The firm's approach demonstrates a serious disregard for its regulatory obligations and a cavalier attitude towards mitigating money laundering risk. Such failures not only breach the MLRs but also create an inadvertent and unacceptable risk of facilitating criminal activity in the legal profession and exposing the UK economy to it.
The firm has failed to meet the requirements of the regulations for a period of over eight years, since the MLRs 2017 came into force. Although, the firm now have compliant documents in place, which are in use, and is adequately conducting SoF checks, the firm was left vulnerable for a period the SRA considers amounting to a serious breach.
The impact of harm or risk of harm score is assessed as being medium (score of four). This is because although there is no evidence of actual harm (and even if there was actual harm, we have not been privy to this information).

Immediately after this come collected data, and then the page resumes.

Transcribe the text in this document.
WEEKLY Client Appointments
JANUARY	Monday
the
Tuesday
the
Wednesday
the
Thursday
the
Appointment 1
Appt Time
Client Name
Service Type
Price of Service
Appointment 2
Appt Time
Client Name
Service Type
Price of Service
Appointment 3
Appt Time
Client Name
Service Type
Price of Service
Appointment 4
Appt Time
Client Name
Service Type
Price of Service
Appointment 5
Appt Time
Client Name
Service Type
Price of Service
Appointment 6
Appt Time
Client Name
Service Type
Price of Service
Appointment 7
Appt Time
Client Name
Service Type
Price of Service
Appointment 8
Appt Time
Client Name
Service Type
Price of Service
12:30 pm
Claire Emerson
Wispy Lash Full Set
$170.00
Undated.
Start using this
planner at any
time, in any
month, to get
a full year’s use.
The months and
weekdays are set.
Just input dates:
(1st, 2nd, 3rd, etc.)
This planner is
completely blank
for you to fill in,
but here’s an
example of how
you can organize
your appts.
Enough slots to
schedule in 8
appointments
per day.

Having non-compliant PCPs until 31 January 2026, expands over a period of eight years and its failure to conduct any or adequate SoF checks on two out of six files reviewed, represents a serious vulnerability. It is because of the SRA's intervention, that the firm has become compliant with its obligations under the MLRs.
This vulnerability is compounded by the nature of the firm's work, which consists entirely of matters within scope of the MLRs 2017, with a substantial proportion involving high-risk conveyancing.
The lack of effective risk assessment and control measures in such a context exposed the firm to an elevated risk of being used to facilitate money laundering or terrorist financing. These deficiencies indicate that the firm's conduct had the potential to cause a moderate impact, given the inherent risks associated with property transactions and the regulatory obligations designed to mitigate them.
The 'nature' of the conduct and the 'impact of harm or risk of harm' added together give a score of seven. This places the penalty in Band “C,” as directed by the Guidance, which indicates a broad penalty bracket of between 1.6% and 3.2% of the firm's annual domestic turnover.
Based on the evidence the firm has provided of its annual domestic turnover; this results in a basic penalty of £14,193.
The SRA considers that the basic penalty should be reduced to £12,774. This reflects the firm's transparency and cooperation with the AML Proactive Supervision team and AML Investigations team, along with admitting and remedying the breaches.
The firm does not appear to have made any financial gain or received any other benefit as a result of its conduct. Therefore, no adjustment is necessary, and the financial penalty is £12,774.
Publication
Rule 9.2 of the SRA Regulatory and Disciplinary Procedure Rules states that any decision under Rule 3.1 or 3.2, including a Financial Penalty, shall be published unless the particular circumstances outweigh the public interest in publication.
The SRA considers it appropriate that this agreement is published as there are no circumstances that outweigh the public interest in publication, and it is in the interest of transparency in the regulatory and disciplinary process.
Acting in a way which is inconsistent with this agreement
The firm agrees that it will not deny the admissions made in this agreement or act in any way which is inconsistent with it.
If the firm denies the admissions, or acts in a way which is inconsistent with this agreement, the conduct which is subject to this agreement may be considered further by the SRA. That may result in a disciplinary outcome or a referral to the Solicitors Disciplinary Tribunal on the original facts and allegations.
Acting in a way which is inconsistent with this agreement may also constitute a separate breach of Principles 2 and 5 of the Principles and paragraph 3.2 of the Code of Conduct for Firms.
Costs
The firm agrees to pay the costs of the SRA's investigation in the sum of £600. Such costs are due within 28 days of a statement of costs due being issued by the SRA.